Odd height, but I am guessing that someone was looking to find the wall studs. To accurately hang pictures elsewhere on that wall. 


Fill em with spackle, sand em, paint em. an they are gone.

ED


----------



## kakashi (Jun 12, 2013)

de-nagorg said:


> Odd height, but I am guessing that someone was looking to find the wall studs. To accurately hang pictures elsewhere on that wall.
> 
> 
> Fill em with spackle, sand em, paint em. an they are gone.
> ...


Thanks, I was gonna do that. but wanted to make sure it was not termites or other pest related. is the bump next to it normal in walls?

Also should i get termites inspections done ever how often? This is my first home and I lived here for 4-5 years.


----------



## de-nagorg (Feb 23, 2014)

Depending on the QUALITY of the labor used on the building , there could be uneven lumps and bumps in walls. 

But usually not very noticeable. 

Termite inspections vary from locality to locality. Your local "bug man" knows your area better than I.
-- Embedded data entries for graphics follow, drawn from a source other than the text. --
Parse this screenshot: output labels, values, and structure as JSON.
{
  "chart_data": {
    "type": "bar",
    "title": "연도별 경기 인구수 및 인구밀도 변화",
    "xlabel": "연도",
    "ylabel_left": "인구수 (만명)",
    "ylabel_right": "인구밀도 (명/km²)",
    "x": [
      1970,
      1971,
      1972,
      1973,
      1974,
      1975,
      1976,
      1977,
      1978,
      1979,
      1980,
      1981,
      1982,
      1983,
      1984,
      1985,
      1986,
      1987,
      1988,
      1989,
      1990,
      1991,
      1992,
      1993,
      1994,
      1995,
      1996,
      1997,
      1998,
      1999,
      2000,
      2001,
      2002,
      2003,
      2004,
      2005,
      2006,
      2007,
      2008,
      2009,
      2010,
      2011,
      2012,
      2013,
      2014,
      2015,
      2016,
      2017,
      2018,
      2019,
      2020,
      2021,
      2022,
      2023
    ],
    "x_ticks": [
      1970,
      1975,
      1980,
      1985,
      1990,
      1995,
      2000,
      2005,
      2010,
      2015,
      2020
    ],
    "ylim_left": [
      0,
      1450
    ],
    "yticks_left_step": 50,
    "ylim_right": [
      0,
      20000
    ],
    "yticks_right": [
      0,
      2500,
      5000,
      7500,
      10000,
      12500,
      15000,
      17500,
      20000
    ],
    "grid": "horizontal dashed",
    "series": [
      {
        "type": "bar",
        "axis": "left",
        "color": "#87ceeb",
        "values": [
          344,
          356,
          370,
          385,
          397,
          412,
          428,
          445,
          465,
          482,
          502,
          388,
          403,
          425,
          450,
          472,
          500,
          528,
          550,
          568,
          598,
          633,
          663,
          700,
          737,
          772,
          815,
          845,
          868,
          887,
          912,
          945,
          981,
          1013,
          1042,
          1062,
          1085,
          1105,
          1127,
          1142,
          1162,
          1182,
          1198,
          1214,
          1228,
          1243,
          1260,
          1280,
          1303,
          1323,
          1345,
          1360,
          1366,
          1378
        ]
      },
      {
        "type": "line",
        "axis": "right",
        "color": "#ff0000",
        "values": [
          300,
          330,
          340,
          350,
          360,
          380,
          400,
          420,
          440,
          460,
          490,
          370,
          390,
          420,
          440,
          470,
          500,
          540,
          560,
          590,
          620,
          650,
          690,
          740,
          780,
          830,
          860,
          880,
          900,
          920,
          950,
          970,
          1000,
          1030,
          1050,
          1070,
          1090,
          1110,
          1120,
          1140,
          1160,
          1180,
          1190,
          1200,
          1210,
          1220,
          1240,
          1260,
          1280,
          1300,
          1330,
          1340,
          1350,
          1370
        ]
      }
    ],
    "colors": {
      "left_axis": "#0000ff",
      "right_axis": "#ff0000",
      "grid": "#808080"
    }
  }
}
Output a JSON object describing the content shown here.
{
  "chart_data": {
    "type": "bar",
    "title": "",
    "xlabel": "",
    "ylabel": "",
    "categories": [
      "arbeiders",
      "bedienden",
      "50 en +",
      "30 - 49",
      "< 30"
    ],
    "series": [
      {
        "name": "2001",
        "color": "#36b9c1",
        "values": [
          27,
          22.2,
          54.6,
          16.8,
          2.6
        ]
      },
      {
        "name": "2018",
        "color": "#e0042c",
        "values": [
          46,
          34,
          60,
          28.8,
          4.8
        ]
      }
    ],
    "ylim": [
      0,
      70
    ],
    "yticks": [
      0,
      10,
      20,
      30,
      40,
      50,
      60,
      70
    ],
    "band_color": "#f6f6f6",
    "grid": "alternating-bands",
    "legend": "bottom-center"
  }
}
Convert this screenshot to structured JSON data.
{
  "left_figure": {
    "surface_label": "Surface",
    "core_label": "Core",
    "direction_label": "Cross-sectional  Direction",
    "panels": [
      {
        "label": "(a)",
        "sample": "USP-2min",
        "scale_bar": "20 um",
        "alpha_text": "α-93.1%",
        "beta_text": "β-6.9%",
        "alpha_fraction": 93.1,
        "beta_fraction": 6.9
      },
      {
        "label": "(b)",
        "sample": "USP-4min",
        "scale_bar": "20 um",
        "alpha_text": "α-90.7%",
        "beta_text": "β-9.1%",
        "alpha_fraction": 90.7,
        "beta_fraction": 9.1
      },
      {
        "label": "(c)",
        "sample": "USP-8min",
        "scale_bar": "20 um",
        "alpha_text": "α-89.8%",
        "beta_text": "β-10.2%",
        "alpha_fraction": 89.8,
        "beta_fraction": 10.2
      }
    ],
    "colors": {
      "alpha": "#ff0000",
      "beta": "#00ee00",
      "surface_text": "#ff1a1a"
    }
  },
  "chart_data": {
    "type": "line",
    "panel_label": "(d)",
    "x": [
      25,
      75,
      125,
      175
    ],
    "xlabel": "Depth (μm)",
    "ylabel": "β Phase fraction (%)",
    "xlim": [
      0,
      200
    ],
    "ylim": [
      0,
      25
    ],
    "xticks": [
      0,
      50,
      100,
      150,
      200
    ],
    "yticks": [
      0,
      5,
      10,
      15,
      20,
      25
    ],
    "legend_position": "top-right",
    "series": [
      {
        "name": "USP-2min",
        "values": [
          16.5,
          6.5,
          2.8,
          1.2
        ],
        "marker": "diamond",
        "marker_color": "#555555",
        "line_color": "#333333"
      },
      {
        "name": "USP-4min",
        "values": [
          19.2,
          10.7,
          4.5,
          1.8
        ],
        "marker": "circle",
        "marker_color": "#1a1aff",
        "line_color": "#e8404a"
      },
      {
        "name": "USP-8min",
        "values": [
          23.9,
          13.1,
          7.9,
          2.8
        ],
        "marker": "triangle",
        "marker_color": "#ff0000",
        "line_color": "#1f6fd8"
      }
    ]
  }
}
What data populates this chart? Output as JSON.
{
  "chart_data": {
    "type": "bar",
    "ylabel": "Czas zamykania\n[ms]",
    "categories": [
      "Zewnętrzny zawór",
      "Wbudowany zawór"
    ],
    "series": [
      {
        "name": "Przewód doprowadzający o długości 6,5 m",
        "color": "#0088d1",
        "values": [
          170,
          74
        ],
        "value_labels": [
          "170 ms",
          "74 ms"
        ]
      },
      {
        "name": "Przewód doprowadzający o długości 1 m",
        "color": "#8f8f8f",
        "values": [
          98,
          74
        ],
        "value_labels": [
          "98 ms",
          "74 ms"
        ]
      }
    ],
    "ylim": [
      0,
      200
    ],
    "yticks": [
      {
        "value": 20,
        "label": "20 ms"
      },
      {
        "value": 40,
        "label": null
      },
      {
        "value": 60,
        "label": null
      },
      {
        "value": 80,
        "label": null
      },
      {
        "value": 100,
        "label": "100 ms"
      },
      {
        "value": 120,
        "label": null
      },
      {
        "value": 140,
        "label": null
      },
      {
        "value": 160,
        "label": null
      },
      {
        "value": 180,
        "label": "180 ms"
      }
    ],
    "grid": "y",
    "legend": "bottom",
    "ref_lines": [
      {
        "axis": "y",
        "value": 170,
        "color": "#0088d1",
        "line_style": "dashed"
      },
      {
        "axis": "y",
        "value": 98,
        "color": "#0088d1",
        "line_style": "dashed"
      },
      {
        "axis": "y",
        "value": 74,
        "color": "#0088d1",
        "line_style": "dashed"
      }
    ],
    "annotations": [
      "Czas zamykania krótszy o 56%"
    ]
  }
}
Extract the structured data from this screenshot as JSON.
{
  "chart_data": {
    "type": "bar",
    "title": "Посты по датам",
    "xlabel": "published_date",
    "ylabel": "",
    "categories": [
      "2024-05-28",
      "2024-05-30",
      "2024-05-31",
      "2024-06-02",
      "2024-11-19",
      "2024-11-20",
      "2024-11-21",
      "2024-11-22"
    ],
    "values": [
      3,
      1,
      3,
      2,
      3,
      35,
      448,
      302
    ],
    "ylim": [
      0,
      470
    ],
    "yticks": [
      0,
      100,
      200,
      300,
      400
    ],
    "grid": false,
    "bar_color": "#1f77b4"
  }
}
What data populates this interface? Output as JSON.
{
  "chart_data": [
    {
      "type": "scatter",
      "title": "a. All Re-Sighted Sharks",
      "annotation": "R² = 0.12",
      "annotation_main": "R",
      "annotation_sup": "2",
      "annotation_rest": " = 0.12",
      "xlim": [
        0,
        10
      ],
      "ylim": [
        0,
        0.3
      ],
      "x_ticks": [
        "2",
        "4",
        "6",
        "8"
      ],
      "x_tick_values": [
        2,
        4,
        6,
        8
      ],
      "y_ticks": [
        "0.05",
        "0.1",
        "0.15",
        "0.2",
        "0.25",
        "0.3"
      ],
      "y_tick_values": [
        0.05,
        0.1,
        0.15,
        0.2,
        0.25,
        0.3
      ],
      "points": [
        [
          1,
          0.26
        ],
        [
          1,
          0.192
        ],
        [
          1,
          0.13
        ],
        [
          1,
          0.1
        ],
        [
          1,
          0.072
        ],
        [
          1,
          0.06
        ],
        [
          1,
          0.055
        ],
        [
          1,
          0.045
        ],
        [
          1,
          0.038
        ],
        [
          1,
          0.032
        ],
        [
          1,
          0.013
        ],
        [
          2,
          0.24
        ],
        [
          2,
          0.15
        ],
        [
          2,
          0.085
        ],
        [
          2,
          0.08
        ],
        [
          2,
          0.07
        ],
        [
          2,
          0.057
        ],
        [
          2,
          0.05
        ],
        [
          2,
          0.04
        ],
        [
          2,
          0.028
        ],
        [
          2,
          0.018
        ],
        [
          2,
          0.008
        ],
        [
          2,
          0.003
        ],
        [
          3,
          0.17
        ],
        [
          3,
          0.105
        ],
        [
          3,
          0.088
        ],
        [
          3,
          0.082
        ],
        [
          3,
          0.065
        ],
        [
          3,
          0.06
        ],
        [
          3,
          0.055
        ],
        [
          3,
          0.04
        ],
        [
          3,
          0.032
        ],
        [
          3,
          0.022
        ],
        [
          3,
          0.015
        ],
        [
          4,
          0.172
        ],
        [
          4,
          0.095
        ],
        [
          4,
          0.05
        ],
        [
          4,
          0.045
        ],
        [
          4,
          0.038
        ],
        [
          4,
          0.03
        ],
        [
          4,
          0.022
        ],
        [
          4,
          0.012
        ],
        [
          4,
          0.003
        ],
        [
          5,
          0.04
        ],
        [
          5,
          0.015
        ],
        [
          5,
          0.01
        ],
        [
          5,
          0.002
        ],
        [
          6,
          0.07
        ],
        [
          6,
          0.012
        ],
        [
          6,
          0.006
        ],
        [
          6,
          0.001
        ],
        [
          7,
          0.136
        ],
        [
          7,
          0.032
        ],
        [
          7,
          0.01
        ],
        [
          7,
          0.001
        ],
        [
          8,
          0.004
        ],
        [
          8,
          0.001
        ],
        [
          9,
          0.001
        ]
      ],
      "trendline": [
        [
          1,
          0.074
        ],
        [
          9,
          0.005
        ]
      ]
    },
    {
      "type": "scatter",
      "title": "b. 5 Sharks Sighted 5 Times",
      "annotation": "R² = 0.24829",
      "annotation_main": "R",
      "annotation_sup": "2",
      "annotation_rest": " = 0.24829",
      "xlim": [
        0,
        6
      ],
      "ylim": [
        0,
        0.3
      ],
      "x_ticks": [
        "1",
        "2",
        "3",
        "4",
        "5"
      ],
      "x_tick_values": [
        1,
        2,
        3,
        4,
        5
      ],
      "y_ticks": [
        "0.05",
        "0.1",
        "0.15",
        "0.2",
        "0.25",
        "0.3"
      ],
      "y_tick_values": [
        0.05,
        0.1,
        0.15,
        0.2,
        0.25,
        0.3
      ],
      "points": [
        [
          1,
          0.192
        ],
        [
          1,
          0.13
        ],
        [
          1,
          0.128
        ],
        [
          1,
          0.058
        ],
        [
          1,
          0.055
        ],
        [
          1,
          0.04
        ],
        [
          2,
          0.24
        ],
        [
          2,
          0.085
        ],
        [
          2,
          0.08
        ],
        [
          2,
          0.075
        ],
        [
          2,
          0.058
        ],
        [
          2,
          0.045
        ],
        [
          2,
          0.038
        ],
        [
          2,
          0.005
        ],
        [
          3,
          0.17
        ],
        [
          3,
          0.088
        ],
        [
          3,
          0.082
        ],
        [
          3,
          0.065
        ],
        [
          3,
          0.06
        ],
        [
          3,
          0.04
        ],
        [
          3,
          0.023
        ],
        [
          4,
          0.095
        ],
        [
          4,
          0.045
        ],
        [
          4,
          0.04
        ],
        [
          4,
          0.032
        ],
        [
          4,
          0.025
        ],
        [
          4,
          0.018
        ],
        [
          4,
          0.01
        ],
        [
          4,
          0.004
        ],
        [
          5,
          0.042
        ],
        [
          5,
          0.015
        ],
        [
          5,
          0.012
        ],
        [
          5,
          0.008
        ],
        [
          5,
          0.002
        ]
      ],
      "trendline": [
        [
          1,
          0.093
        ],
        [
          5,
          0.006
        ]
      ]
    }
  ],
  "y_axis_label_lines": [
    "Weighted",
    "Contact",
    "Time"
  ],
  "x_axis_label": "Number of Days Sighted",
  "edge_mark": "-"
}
You might ask them, I do wish that I could help more but as I said I ain't nearby. 


ED


----------



## kakashi (Jun 12, 2013)

de-nagorg said:


> Depending on the QUALITY of the labor used on the building , there could be uneven lumps and bumps in walls.
> 
> But usually not very noticeable.
> 
> ...


thanks op


----------



## Davejss (May 14, 2012)

NSA webcam holes.


----------



## Gustavas (Oct 4, 2014)

Doesn't look like a pest problem to me. :thumbsup:


----------



## GerryB (Dec 22, 2014)

They don't look like termite work. Termites wilol leave small holes but there will be fine "sawdust" that has fallen out of the hole. If there are subterranean termites you would find mud tubes on the wall where they explore to find new food sources. My suggestion is spackle, paint, recheck in five years or sooner if there are changes.


----------



## kakashi (Jun 12, 2013)

thanks


----------



## talukdar (Mar 29, 2015)

Those three holes you found on your wall, I think not very disturbing. But you need to be careful about why those happen, So, talk to someone specialist.


----------



## ZTMAN (Feb 19, 2015)

I would be more concerned about the discoloration. Seems to match the crud on the base molding. Is that water damage, or dirt? Looks like to the left of those three holes there was a patch done at some time


----------



## TruproServices (Apr 8, 2015)

They appear to be termite exploratory holes, baseboard appears to have issues as well. Of course I'm making the call from a photo. Have a professional termite inspection done. If you already have a service, I would have them take a look.


----------